Table C-5 Historical and Projected Number of Households and Average Size of Households in Maryland, 2000-2025

Region Number of Households (thousands) Average Annual Rate of Growth
2005 2010 2015 2020 2025 '05-'10 '10-'15 '15-'20 '20-'25
Maryland 1,981 2,156 2,248 2,360 2,470 0.85% 0.83% 0.98% 0.91%
Baltimore 959 1,021 1,057 1,102 1,141 0.63% 0.70% 0.84% 0.69%
Washington Suburban 681 746 783 819 858 0.91% 0.97% 0.92% 0.94%
Southern Maryland 98 120 129 143 157 2.05% 1.45% 2.10% 1.88%
Western Maryland 91 97 99 104 109 0.68% 0.42% 0.93% 0.97%
Upper Eastern Shore 80 91 96 102 110 1.39% 0.91% 1.33% 1.50%
Lower Eastern Shore 73 82 85 90 95 1.14% 0.74% 1.22% 1.11%
  Household Size Average Annual Rate of Growth
Maryland 2.61 2.61 2.61 2.57 2.54 0.00% 0.00% -0.31% -0.23%
Baltimore 2.55 2.54 2.53 2.5 2.46 -0.08% -0.08% -0.24% -0.32%
Washington Suburban 2.7 2.73 2.74 2.7 2.66 0.22% 0.07% -0.29% -0.30%
Southern Maryland 2.83 2.8 2.78 2.73 2.68 -0.21% -0.14% -0.36% -0.37%
Western Maryland 2.44 2.43 2.41 2.39 2.37 -0.08% -0.17% -0.17% -0.17%
Upper Eastern Shore 2.58 2.58 2.54 2.5 2.47 0.00% -0.31% -0.32% -0.24%
Lower Eastern Shore 2.43 2.42 2.4 2.38 2.35 -0.08% -0.17% -0.17% -0.25%

Source: Historical data from the U.S. Census.  Forecasts prepared by the Maryland Department of Planning, July 2014.


This appendix provides a review of the theoretical and demographic foundations used for modeling the demand for electricity econometrically.
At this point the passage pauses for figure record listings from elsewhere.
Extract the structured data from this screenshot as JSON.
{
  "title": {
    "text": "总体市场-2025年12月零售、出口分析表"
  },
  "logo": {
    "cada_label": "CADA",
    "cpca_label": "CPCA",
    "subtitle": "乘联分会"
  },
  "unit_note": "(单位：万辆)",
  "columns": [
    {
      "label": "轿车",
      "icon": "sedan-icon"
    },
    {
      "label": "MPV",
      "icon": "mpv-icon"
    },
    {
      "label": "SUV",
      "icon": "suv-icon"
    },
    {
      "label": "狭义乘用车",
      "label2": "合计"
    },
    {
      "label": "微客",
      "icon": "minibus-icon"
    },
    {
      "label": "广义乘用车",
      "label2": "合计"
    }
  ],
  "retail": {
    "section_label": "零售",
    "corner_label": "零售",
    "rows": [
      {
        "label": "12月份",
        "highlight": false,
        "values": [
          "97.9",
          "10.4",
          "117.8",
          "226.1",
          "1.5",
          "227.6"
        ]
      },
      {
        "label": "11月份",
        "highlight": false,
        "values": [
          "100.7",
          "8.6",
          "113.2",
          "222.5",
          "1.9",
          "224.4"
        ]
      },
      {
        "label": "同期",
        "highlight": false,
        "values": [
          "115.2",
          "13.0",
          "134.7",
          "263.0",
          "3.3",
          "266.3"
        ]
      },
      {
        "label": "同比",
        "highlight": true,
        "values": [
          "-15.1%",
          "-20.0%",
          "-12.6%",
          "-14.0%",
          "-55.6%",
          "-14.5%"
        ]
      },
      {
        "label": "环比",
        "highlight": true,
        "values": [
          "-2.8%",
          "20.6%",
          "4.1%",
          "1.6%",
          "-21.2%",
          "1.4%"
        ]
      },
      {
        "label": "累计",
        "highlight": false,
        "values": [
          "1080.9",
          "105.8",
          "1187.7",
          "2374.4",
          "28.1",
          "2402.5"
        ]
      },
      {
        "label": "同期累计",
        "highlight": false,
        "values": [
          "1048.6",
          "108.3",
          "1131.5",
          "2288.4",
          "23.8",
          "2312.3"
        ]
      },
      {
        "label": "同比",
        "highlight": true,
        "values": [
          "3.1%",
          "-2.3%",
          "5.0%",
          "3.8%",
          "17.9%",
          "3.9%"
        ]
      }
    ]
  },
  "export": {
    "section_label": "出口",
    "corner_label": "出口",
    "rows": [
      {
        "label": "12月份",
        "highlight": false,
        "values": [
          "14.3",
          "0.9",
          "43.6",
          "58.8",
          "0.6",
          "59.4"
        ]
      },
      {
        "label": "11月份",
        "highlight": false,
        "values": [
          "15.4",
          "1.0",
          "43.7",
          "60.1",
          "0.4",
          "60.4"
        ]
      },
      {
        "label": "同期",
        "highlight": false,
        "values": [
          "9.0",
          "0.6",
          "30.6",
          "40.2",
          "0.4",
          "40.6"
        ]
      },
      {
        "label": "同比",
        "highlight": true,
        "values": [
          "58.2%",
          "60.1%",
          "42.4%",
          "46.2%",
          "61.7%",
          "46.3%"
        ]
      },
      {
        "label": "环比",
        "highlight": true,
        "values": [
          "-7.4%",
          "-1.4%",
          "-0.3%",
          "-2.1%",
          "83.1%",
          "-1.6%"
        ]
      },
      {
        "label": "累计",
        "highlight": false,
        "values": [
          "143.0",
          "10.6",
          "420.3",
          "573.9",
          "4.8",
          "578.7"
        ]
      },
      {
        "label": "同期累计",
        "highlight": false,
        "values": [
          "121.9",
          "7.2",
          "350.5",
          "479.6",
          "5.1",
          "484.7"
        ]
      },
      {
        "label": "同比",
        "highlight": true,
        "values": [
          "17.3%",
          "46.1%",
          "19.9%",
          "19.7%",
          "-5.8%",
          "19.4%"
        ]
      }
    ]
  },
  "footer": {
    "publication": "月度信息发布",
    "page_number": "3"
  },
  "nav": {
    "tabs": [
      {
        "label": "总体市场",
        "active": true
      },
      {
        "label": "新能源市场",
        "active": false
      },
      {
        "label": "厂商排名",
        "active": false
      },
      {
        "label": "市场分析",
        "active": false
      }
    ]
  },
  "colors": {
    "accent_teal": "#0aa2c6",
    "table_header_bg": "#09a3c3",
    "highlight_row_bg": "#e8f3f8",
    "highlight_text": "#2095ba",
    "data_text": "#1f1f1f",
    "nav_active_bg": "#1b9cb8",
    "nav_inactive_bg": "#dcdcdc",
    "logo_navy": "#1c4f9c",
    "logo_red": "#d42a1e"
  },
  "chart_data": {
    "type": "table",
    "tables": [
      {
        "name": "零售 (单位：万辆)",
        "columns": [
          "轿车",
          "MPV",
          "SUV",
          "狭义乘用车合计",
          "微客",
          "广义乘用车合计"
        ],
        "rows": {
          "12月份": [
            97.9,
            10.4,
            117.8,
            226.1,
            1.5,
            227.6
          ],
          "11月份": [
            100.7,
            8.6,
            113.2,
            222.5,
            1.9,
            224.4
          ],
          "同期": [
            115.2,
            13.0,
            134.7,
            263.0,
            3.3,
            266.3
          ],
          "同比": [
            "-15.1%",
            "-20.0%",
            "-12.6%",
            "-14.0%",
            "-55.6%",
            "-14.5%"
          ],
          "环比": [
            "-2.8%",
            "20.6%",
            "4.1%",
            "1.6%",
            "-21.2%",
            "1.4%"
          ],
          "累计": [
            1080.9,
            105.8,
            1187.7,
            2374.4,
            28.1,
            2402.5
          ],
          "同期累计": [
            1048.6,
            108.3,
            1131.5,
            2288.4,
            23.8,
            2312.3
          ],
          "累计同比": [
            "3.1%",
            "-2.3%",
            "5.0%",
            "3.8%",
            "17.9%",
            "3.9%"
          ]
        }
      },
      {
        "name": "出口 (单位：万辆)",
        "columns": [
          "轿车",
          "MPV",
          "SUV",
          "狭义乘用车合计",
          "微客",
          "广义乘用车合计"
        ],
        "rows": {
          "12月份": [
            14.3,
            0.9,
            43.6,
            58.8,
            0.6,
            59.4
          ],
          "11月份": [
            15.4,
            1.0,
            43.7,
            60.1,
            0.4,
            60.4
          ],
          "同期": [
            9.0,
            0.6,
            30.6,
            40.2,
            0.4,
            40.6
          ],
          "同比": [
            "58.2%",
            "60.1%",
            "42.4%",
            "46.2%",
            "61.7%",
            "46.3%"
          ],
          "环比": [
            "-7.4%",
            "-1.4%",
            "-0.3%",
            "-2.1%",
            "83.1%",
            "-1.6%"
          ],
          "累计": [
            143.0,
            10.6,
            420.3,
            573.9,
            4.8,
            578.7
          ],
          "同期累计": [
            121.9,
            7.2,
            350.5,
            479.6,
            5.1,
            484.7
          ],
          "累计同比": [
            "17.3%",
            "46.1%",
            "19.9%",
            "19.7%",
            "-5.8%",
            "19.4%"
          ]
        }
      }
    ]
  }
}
In doing so, emphasis is placed on some of the key determinants of the demand for electric power. The determinants of demand are classified into residential and non-residential, as well as into economic and non-economic for purposes of exposition. Per capita income is an explanatory economic variable that influences the residential demand for electricity; population, the number of households, and average household size are non-economic explanatory variables affecting residential electricity consumption. This appendix also shows trends in employment, which affect the non-residential demand for electricity. Selected data on these determinants of demand are reported and trend analyses presented. The broad conclusion to emerge from these trends is that electricity demand should continue to grow in Maryland.